Elles s’appelaient Abril, Ingrid, Fátima, Alejandra, Marcela, Pilar, Nallely, Valeria, Andrea, Frida, Laura, Camila, Daniela, Natalia, Raquel, Fernanda, Isabella, Lucia, Martha, Susana, Monserrat, Catalina, Sara…Elles sont des centaines et elles ont perdu leurs voix pour témoigner de ce qu’elles ont subi, pour dire l’atrocité de leurs souffrances, mais qui les auraient écoutés ?
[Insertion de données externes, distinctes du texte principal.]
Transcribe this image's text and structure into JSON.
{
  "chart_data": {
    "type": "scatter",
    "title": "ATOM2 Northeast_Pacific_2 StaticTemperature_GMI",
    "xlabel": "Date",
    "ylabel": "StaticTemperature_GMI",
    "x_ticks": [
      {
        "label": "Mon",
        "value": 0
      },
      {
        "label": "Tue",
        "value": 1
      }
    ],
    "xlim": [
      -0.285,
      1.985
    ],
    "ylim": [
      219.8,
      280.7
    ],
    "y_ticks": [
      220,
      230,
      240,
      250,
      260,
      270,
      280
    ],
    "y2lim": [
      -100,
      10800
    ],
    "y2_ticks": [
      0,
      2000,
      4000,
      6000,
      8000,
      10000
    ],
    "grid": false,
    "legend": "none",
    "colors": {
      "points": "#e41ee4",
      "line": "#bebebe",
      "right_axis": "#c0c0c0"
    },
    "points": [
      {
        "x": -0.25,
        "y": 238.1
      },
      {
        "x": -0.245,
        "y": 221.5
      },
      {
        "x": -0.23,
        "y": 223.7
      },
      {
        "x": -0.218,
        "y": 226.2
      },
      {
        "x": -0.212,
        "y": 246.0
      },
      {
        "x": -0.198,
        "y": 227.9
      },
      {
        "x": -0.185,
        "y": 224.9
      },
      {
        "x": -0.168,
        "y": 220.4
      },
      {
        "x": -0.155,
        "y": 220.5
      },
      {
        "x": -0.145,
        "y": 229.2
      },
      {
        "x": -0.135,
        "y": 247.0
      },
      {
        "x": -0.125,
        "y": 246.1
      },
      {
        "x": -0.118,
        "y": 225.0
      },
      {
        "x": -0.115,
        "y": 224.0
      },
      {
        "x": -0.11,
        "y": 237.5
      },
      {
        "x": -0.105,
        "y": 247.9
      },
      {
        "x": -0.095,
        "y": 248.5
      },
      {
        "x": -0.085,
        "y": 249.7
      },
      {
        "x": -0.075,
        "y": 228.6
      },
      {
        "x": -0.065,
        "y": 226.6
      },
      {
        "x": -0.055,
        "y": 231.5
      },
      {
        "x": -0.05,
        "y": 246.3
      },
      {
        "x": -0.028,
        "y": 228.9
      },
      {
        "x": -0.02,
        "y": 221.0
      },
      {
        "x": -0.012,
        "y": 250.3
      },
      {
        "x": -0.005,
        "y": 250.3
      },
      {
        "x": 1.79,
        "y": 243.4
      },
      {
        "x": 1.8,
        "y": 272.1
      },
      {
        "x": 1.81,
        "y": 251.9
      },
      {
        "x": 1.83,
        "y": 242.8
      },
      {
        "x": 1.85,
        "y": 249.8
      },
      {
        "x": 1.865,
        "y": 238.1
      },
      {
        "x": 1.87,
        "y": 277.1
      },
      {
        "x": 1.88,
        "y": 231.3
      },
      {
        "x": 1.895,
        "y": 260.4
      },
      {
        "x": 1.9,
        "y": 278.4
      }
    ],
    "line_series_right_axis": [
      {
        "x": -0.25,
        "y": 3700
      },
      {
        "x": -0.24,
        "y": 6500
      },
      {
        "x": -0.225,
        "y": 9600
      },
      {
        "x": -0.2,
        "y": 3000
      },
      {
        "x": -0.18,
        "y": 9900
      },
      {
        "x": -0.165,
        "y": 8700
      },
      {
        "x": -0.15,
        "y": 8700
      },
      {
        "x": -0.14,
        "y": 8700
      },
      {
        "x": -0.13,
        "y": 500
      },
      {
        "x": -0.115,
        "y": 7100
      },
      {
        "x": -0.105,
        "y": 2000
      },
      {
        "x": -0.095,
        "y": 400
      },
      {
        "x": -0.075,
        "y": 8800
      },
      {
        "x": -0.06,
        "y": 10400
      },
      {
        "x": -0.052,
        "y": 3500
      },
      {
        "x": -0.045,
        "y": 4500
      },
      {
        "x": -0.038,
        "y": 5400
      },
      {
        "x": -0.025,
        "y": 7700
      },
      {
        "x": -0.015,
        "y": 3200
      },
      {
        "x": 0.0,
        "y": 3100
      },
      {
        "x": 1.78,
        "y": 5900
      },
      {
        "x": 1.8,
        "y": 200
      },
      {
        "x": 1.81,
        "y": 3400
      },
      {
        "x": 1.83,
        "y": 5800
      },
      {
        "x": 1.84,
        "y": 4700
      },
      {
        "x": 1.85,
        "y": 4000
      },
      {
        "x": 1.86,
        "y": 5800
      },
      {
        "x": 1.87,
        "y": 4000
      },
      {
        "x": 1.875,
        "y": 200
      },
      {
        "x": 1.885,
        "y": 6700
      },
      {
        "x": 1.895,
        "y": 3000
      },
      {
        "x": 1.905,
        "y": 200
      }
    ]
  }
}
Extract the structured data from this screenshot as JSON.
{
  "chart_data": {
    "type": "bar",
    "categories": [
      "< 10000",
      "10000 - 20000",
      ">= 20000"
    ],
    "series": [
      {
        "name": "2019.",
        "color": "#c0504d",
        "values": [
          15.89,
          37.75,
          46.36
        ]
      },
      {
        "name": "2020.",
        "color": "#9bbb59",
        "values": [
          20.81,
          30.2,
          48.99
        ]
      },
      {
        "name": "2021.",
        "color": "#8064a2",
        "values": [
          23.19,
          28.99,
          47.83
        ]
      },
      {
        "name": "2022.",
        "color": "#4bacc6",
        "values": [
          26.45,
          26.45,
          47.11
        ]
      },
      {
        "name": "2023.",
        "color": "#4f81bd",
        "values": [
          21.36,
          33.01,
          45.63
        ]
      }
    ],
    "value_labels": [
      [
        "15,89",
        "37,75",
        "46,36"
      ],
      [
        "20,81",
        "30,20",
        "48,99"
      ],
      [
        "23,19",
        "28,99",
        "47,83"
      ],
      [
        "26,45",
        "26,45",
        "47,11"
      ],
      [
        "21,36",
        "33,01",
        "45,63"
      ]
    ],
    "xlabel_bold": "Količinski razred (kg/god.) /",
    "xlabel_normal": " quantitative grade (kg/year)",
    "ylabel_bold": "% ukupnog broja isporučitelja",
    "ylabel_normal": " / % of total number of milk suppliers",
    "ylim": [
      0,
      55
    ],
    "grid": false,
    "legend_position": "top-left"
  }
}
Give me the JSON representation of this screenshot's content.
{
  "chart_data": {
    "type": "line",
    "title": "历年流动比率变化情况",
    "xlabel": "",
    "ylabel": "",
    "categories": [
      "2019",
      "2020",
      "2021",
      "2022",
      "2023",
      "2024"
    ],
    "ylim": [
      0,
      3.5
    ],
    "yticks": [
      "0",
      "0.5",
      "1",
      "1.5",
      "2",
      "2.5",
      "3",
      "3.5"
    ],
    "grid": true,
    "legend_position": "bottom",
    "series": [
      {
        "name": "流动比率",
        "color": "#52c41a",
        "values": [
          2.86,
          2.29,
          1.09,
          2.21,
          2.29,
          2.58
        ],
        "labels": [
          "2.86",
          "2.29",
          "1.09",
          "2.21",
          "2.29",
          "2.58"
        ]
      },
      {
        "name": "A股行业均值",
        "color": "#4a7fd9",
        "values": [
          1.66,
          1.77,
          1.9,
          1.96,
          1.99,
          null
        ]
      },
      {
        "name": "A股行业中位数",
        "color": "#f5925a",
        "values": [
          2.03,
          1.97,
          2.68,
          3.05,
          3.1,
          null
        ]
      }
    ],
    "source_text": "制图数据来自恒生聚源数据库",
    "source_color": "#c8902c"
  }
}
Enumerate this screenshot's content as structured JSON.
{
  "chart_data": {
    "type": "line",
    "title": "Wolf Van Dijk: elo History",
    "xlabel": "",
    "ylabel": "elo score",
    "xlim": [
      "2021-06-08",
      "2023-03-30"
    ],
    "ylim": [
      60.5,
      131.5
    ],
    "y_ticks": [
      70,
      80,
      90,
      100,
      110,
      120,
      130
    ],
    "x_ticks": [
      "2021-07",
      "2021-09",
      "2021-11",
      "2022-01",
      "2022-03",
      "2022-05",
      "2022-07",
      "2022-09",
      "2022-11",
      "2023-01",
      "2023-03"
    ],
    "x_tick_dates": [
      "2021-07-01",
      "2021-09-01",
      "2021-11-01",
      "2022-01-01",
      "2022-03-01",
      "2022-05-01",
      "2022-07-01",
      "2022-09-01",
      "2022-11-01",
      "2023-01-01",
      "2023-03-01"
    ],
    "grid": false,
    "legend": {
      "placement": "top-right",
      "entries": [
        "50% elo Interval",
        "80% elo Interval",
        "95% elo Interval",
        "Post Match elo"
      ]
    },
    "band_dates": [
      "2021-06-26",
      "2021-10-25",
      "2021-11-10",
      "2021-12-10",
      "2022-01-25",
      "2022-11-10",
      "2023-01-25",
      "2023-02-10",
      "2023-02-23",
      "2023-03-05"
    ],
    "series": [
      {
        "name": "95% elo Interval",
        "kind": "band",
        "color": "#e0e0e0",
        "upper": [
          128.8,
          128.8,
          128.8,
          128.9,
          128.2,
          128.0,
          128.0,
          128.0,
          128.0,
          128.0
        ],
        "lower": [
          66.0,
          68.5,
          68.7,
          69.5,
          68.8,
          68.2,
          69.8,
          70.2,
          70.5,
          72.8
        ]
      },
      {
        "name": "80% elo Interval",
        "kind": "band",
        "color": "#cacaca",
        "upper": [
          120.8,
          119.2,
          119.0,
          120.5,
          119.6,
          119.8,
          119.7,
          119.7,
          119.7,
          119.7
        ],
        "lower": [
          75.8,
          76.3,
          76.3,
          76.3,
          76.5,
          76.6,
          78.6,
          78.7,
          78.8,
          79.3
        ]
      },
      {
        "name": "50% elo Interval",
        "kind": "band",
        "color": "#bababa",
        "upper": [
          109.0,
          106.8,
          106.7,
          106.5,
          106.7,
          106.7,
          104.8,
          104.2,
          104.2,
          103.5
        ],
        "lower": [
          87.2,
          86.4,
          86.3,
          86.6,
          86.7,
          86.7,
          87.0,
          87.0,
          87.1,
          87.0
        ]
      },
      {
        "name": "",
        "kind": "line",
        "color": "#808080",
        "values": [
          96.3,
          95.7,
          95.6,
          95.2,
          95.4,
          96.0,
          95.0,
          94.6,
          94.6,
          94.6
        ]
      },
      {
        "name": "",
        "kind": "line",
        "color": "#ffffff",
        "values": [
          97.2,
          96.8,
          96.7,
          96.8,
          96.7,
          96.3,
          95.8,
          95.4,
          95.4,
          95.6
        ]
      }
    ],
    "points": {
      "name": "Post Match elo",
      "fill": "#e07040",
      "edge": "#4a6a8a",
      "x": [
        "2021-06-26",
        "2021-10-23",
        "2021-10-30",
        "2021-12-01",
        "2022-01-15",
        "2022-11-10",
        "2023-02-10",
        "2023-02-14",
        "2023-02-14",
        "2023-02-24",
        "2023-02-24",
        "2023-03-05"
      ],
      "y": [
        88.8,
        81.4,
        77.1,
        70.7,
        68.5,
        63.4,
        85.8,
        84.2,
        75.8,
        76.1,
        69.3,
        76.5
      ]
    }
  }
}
Au Mexique, les femmes avancent bâillonnées, avec la peur au ventre. Elles savent qu’elles ne sont pas en sécurité et que s’il leur arrivait quoique ce soit, les forces de l’ordre ne les soutiendraient pas, et peut-être pire, abuseraient d’elles. C’est pour cela que le 9 mars prochain, au lendemain de la journée internationale de la femme, un grand nombre d’entre elles ne sortiront pas de chez elles. L’initiative, partagée sur les réseaux sociaux au travers de l’hashtag #UnDiaSinMujeres, invite les femmes à ne pas sortir dans la rue, ne pas aller au travail, ne pas aller à l’école, ne pas se rendre dans les magasins. Comment serait donc une société sans femmes ? Tel est le message de cette grève qui je l’espère prendra une dimension véritablement nationale.



Au Mexique on fait la guerre aux femmes et elles sont épuisées de lutter. Mais elles ont encore beaucoup de choses à dire.